The October 1 dome is still growing, and further rockfalls and pyroclastic flows are likely down its northeastern and northern flanks. This means that the Tar River and Long Ground areas are especially dangerous and anyone entering in these areas is risking death. Continued collapse of the lava dome or catastrophic collapse of the Galway's Wall could lead rapidly to a further escalation in volcanic activity, and all residents of Montserrat are urged to follow the alert procedures and remain vigilant.
Inspections were made of the Galway's Wall during the day from the helicopter. Several new landslides were noted and new cracks are appearing each day. The wall remains highly unstable.
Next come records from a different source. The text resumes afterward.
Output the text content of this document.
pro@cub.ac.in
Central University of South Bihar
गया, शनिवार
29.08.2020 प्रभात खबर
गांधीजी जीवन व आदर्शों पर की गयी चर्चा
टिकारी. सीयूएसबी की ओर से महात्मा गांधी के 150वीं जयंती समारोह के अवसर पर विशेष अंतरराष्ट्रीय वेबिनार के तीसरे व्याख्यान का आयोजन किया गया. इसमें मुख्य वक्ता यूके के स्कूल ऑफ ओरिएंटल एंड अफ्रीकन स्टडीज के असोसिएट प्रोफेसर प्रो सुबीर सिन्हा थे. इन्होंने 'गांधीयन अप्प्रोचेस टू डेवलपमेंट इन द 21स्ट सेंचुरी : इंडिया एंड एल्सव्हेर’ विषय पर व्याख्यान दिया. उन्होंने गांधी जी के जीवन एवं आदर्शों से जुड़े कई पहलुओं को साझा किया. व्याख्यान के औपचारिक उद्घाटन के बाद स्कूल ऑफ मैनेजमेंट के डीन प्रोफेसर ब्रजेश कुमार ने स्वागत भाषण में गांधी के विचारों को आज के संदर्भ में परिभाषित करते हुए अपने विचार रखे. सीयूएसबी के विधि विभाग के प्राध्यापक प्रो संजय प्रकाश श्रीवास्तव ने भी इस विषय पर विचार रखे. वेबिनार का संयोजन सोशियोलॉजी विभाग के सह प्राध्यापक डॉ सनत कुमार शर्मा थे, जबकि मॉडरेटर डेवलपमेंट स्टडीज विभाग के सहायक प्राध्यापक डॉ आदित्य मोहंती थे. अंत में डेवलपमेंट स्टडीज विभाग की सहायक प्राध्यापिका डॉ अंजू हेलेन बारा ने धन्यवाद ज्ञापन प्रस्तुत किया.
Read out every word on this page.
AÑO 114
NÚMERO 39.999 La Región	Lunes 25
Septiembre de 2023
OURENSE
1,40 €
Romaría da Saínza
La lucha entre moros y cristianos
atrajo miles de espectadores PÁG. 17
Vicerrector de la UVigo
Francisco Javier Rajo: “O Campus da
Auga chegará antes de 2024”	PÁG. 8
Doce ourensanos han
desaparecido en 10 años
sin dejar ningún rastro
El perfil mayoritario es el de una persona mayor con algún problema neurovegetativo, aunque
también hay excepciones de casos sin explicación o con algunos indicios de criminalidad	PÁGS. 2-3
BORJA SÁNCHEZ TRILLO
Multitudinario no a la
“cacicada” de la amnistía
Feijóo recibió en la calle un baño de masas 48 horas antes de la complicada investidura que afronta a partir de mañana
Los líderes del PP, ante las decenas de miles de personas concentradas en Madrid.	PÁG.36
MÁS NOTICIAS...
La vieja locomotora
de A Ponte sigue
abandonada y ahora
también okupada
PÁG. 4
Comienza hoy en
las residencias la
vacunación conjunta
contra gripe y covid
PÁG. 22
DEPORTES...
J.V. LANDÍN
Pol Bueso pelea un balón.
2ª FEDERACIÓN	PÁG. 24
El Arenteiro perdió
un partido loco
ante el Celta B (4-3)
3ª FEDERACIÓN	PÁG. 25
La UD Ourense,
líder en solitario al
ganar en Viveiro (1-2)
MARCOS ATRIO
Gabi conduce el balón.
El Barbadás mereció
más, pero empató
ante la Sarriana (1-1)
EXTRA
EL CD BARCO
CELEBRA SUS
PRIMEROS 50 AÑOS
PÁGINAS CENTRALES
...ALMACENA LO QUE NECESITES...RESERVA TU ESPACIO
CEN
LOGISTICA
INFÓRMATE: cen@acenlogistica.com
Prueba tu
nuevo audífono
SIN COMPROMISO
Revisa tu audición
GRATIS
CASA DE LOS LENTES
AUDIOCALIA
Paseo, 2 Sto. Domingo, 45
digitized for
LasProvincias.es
Seismic activity has been at a high level today, with continuation of a swarm of volcano-tectonic earthquakes. A total of 178 VTs have been recorded during the reporting period, all located at depths of less than 2 km beneath the crater. In addition to the VTs, 6 rockfall signals from the lava dome and one regional earthquake triggered the seismic network. Signals from rock avalanches on the Galway's Wall are now more easily distinguished and there were three which triggered the seismic network during the past 24 hours.
Excellent conditions enabled good views of the dome, a thorough dome survey and close inspection of the Galway's Wall to be made today. Dome growth appears currently to be concentrated in the northern sector of the October 1 dome, from where material might soon start spilling out and piling up against the Farrell's Wall.
An initial assessment of the possible tsunami (tidal wave) hazard from a catastrophic collapse of the Galway's Wall has shown that the only island under any significant threat is Guadeloupe, although even here, any tsunami is likely to be very small. In addition to the visit of Dr Barry Voight from tomorrow, several teams of French scientists will be on island during the week to help with further assessment of the landslide, lateral blast and tsunami hazards, especially with respect to how these activities might impact upon Guadeloupe.